AUTHOR=Sun Yingxin , Wu Danbin , Zeng Wenyun , Chen Yefei , Guo Maojuan , Lu Bin , Li Huhu , Sun Chun , Yang Lin , Jiang Xijuan , Gao Qing 

TITLE=The Role of Intestinal Dysbacteriosis Induced Arachidonic Acid Metabolism Disorder in Inflammaging in Atherosclerosis

JOURNAL=Frontiers in Cellular and Infection Microbiology

VOLUME=Volume 11 - 2021

YEAR=2021

URL=https://www.frontiersin.org/journals/cellular-and-infection-microbiology/articles/10.3389/fcimb.2021.618265

DOI=10.3389/fcimb.2021.618265

ISSN=2235-2988

ABSTRACT=Background: Ageing inducing chronic systemic inflammatory responses is an important risk factor for atherosclerosis; however, the detailed mechanism is still to be elucidated. Objective: To explore the underlying mechanism between ageing and AS advancement based on the association study between intestinal flora and serum metabolites. Methods: Young (five-week-old) and elderly (thirty-two-week-old) male apolipoprotein E-deficient mice were used in this study. After 32 weeks diet intervention, size of AS lesion, the serum levels of lipid; inflammatory cytokines and LPS were analyzed. We then used an integrated approach combining 16S rRNA sequencing and Serum metabolomics profiling to examine the functional impact of the interactions on the AS. Results: Ageing apolipoprotein E-deficient mice suffered from more severe AS lesion and low-grade systemic inflammation.
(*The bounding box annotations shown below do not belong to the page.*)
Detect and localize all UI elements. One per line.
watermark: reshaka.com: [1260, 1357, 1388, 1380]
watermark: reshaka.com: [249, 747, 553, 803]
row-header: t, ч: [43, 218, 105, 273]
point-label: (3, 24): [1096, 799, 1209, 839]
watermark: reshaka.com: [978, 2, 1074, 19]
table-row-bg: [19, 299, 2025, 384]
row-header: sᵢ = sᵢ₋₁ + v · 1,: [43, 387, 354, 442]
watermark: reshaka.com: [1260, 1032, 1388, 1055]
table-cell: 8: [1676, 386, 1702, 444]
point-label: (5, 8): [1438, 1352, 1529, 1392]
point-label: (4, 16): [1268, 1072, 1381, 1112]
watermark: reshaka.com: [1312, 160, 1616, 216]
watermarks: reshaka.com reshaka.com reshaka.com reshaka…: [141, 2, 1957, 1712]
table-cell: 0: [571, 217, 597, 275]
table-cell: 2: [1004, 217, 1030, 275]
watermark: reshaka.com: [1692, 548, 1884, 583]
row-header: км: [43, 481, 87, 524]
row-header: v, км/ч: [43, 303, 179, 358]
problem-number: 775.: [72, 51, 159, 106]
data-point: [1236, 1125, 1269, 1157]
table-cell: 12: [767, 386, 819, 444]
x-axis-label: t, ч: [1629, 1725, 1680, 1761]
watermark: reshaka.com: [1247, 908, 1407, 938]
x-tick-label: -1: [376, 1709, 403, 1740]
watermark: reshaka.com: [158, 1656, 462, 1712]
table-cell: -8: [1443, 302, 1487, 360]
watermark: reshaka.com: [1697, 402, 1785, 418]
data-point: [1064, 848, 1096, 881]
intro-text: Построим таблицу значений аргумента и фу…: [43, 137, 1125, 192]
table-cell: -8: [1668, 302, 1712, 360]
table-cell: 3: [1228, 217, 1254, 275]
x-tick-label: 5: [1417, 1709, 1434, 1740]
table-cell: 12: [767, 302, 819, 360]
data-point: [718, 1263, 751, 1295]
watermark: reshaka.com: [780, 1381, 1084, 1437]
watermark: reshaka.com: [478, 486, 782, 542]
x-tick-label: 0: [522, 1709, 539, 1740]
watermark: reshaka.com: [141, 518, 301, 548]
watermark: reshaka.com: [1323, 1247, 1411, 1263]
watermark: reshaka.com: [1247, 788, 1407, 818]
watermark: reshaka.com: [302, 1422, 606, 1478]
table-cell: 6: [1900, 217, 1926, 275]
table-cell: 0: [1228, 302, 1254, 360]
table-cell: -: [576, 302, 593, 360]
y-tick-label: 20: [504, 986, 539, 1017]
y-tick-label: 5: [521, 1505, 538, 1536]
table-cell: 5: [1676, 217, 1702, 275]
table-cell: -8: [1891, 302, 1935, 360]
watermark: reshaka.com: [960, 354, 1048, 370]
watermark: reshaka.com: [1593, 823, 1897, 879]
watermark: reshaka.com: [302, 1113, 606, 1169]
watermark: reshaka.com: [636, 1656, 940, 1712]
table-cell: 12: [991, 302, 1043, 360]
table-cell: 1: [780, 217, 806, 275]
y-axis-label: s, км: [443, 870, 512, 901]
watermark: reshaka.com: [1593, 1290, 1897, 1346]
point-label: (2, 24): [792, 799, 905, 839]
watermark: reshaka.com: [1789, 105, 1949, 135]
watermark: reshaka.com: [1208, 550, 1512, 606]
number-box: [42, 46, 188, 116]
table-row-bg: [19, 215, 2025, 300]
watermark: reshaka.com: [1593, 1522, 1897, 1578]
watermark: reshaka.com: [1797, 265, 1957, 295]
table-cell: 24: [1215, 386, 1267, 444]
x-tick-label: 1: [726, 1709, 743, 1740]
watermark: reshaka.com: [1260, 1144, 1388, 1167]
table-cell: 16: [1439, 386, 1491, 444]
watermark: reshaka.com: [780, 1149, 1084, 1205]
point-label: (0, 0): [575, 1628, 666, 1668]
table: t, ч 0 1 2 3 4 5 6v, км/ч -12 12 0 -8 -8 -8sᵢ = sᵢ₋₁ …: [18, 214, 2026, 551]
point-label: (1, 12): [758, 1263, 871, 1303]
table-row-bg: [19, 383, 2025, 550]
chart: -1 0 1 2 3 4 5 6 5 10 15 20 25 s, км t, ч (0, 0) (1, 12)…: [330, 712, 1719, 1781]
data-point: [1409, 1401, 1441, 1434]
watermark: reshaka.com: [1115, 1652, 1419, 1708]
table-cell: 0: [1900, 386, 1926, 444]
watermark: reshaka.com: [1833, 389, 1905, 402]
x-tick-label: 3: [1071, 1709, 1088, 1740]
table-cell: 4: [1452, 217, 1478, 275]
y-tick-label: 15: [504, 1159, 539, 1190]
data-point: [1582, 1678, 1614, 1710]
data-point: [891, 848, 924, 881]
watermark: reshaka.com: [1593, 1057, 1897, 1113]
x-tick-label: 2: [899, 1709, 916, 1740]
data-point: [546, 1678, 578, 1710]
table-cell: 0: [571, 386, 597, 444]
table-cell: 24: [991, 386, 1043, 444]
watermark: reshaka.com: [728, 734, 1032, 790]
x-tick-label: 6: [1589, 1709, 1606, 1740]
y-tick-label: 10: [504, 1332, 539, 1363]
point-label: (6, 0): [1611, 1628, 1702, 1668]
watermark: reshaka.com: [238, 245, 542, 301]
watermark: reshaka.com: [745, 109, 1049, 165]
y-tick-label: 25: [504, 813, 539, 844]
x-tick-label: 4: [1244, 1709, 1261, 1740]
Besides, an increasing level of serum LPS, a decreasing level of SCFAs production, as well as a dysfunction of ileal mucosal barrier were detected in ageing mice. 16S rRNA sequencing revealed that there were significant differences in the intestinal flora composition between YM and OM groups. Moreover, metabolomics profiling revealed a concurrent effect, and 20-HETE, PGF2α, Arachidonic acid, LTB4 belonging to the arachidonic acid (AA) metabolic pathway were identified. These suggest that metabolic abnormalities and disorders of intestinal flora occurred in AS mice. Conclusions: Ageing not only alters the gut microbiome community but also substantially disturbs metabolic condition. Our results confirm that AA metabolism is associated with intestinal flora in AS lesions of aging. These findings may provide novel insights regarding gut flora disorders and gut microflora–related metabolites induced inflammaging as a potential new mechanism by which ageing leads to or exacerbates AS.